Portugal é terreno fértil para aldrabices e aldrabões. E porque é que isto acontece? Porque não está no ADN nacional prestar contas, exigir ou avaliar resultados. O que interessa é o que se diz agora, amanhã passa-se a outro capítulo e já ninguém se lembra de promessas nem de compromissos. Sabendo isso, ministros e outros responsáveis políticos passam a vida a fazer anúncios repetidos, com investimentos elevados que nunca chegam ao terreno. O TGV e o aeroporto são dois bons exemplos de projetos anunciados, com muitos milhões do erário público despendidos e sem nenhuma concretização prática ao longo de anos.

Ricardo Moutinho e Artur Batista da Silva podiam ser apenas dois Chicos-espertos, mas infelizmente são muito mais do que isso. O país está cheio deles.
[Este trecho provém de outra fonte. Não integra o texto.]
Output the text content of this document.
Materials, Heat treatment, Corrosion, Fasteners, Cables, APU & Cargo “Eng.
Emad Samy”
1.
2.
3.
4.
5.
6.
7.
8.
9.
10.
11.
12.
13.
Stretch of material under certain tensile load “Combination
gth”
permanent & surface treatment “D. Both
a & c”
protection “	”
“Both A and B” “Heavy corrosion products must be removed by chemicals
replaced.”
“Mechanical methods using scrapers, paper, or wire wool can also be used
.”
São um retrato do país em que nos estamos a tornar: um país que vive de aparências, que decide a curto prazo, determinado apenas pelos resultados que quer alcançar no dia seguinte, mesmo que isso hipoteque o nosso futuro.

A pertença à União Europeia tem sido a nossa salvação. É verdade que a habilidade para iludir os parceiros europeus também, e isso é sobretudo mérito de quem nos tem governado. Mas o facto, como demonstram os casos que refiro acima, é que a verdade acaba sempre por ser descoberta. A pouco e pouco, Bruxelas vai percebendo que não estamos aqui para avançar, estamos só para empatar. Fundos europeus, PRR e outras ajudas europeias têm servido para encher os bolsos dos Chicos-espertos e não para ajudar o país a evoluir.

Vale a pena não nos esquecermos de Ricardo Moutinho e Artur Batista da Silva quando começarmos a ver as manifestações na rua e o povo em luta por causa da crise e das más condições de vida em Portugal. Temos de acordar e decidir de uma vez por todas se este país é para quem trabalha ou para essa figura ímpar da tradição nacional: o Chico-esperto.

PS: Neste artigo não se toma por verdadeira a tese de que a ação destes senhores esteja concertada com interesses ou financiamentos partidários. Isso seria o cúmulo da Chico-espertice.